One big reason for Britain’s absurdly high house prices is good old-fashioned scarcity, says Sam Dumitriu in The Daily Telegraph. “Britain has fewer homes per person than any country in western Europe.” A recent study revealed we would need to build “442,000 new homes every year for the next 25 years” to catch up.

Zeitgeist

To determine which musicians have the “happiest” and “saddest” music, the website Crossword Solver analysed lyrics from the 120 most-streamed artists and the 1,000 most-streamed songs on Spotify in the US. It found that Gen Z pop star Olivia Rodrigo (above, right) is the happiest, with a 24.6% “positivity rate” in her lyrics, while Billie Eilish (above, left) is the gloomiest, with 18.1% of the words in her songs classed as “sad”.

Nature

Lightning rods don’t wait for the bolt to strike, says The New York Times. Less than a millisecond before the moment of impact, the rod – provoked by the negative discharge of the lightning – sends a positive discharge up to it. This phenomenon is incredibly hard to record on camera, but researchers “recently got lucky”, capturing a strike in the Brazilian city of São José dos Campos “with high-speed video cameras at very high resolution”.

Inside politics

Keir Starmer certainly isn’t the first politician accused of being too dependent on focus groups to tell him what to think, says the Mail on Sunday’s Dan Hodges on Twitter. Back in the Blair days, a cabinet minister had a line in their party conference speech attacking the menace of focus groups – and “asked for the speech to be run past a focus group in advance”.

Snapshot

It’s Apo Whang-Od, a 106-year-old who has become Vogue’s oldest-ever cover star.
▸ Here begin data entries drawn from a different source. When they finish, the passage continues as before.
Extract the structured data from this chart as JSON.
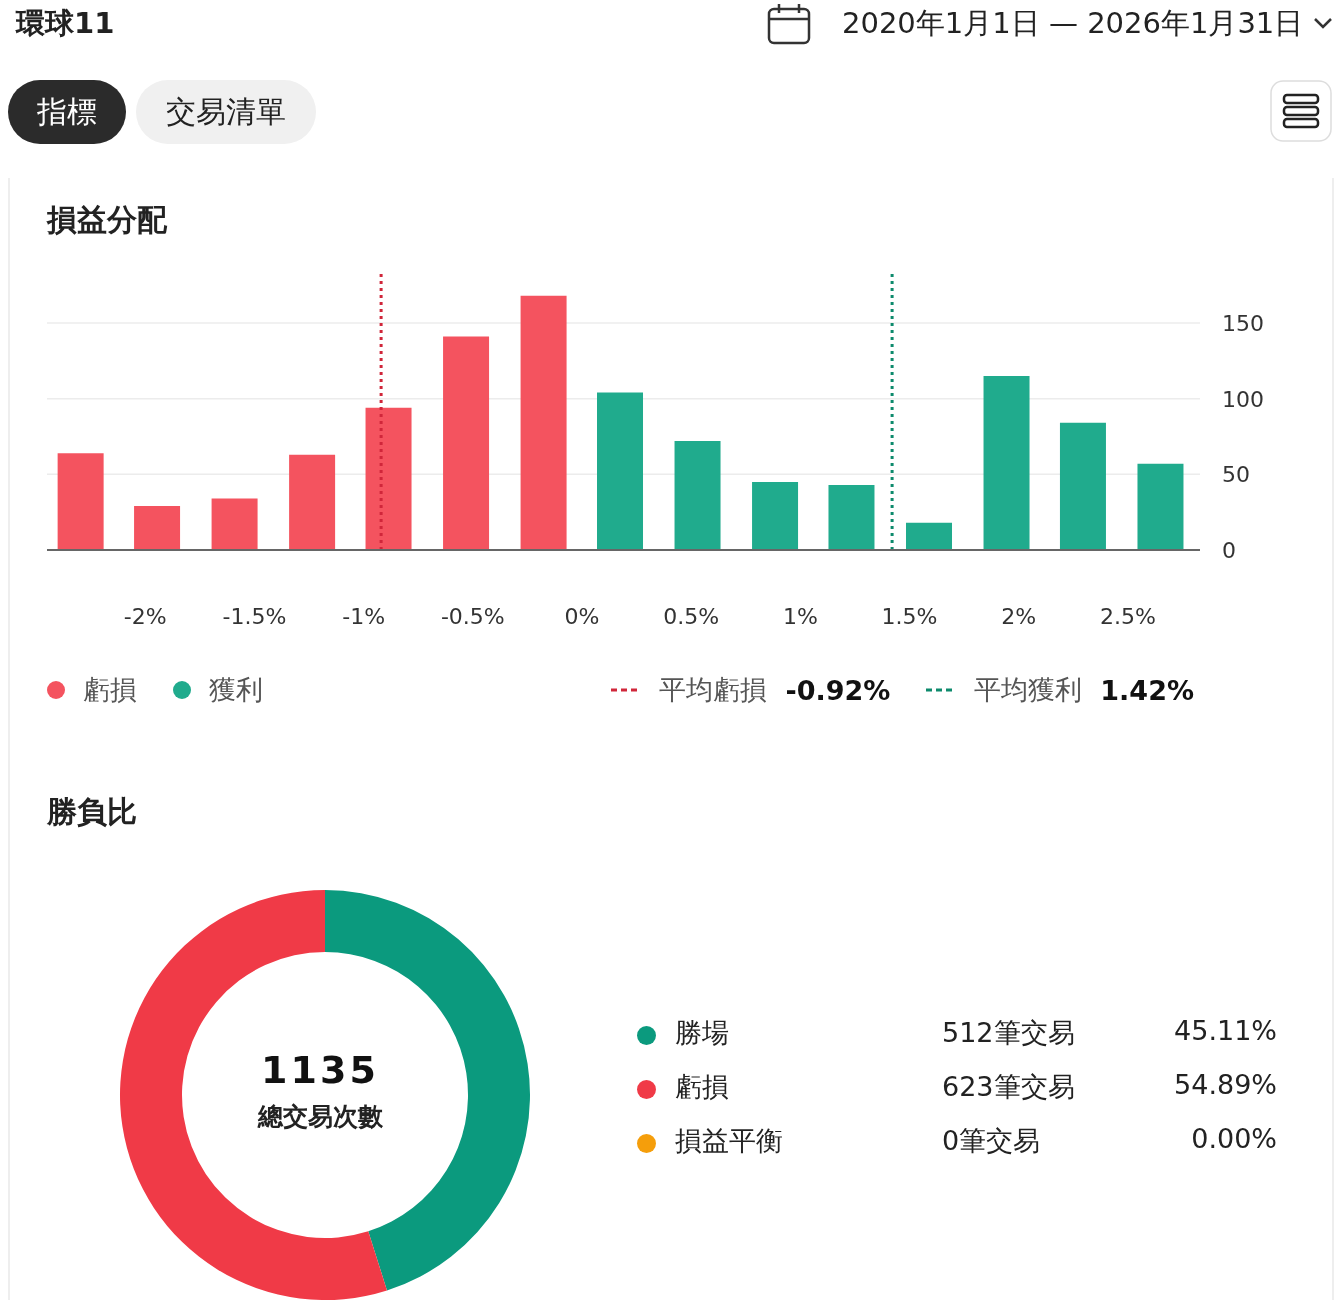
{
  "chart_data": [
    {
      "type": "histogram",
      "title": "損益分配",
      "bins": [
        -2.47,
        -2.12,
        -1.77,
        -1.41,
        -1.06,
        -0.71,
        -0.35,
        0,
        0.35,
        0.71,
        1.06,
        1.41,
        1.77,
        2.12,
        2.47,
        2.83
      ],
      "series": [
        {
          "name": "虧損",
          "color": "#f4535f",
          "values": [
            64,
            29,
            34,
            63,
            94,
            141,
            168,
            null,
            null,
            null,
            null,
            null,
            null,
            null,
            null
          ]
        },
        {
          "name": "獲利",
          "color": "#20ab8d",
          "values": [
            null,
            null,
            null,
            null,
            null,
            null,
            null,
            104,
            72,
            45,
            43,
            18,
            115,
            84,
            57
          ]
        }
      ],
      "xlim": [
        -2.45,
        2.83
      ],
      "xticks": [
        {
          "value": -2,
          "label": "-2%"
        },
        {
          "value": -1.5,
          "label": "-1.5%"
        },
        {
          "value": -1,
          "label": "-1%"
        },
        {
          "value": -0.5,
          "label": "-0.5%"
        },
        {
          "value": 0,
          "label": "0%"
        },
        {
          "value": 0.5,
          "label": "0.5%"
        },
        {
          "value": 1,
          "label": "1%"
        },
        {
          "value": 1.5,
          "label": "1.5%"
        },
        {
          "value": 2,
          "label": "2%"
        },
        {
          "value": 2.5,
          "label": "2.5%"
        }
      ],
      "ylim": [
        0,
        185
      ],
      "yticks": [
        0,
        50,
        100,
        150
      ],
      "grid": "y",
      "legend": "bottom",
      "ref_lines": [
        {
          "axis": "x",
          "value": -0.92,
          "label": "平均虧損 -0.92%",
          "color": "#d0263a",
          "line_style": "dotted"
        },
        {
          "axis": "x",
          "value": 1.42,
          "label": "平均獲利 1.42%",
          "color": "#0d8a6c",
          "line_style": "dotted"
        }
      ],
      "annotations": [
        "環球11",
        "2020年1月1日 — 2026年1月31日",
        "指標",
        "交易清單"
      ]
    },
    {
      "type": "donut",
      "title": "勝負比",
      "categories": [
        "勝場",
        "虧損",
        "損益平衡"
      ],
      "values": [
        512,
        623,
        0
      ],
      "colors": [
        "#0b9a7e",
        "#f03a47",
        "#f59e0b"
      ],
      "value_labels": [
        "512筆交易",
        "623筆交易",
        "0筆交易"
      ],
      "legend": "right",
      "annotations": [
        "1135",
        "總交易次數",
        "45.11%",
        "54.89%",
        "0.00%"
      ]
    }
  ]
}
Whang-Od, who appears on the front of the April edition of Vogue Philippines, is a master of an indigenous “hand-tapped” tattoo technique which uses a bamboo stick, a thorn, water and coal. “We felt she represented our ideals of what is beautiful about our Filipino culture,” magazine editor-in-chief Bea Valdes tells CNN. “We believe that the concept of beauty needs to evolve.”

Quoted

quoted 6.4.23

“Americans are a people so extreme in politics, or religion, or both, that they could not live in peace anywhere else.”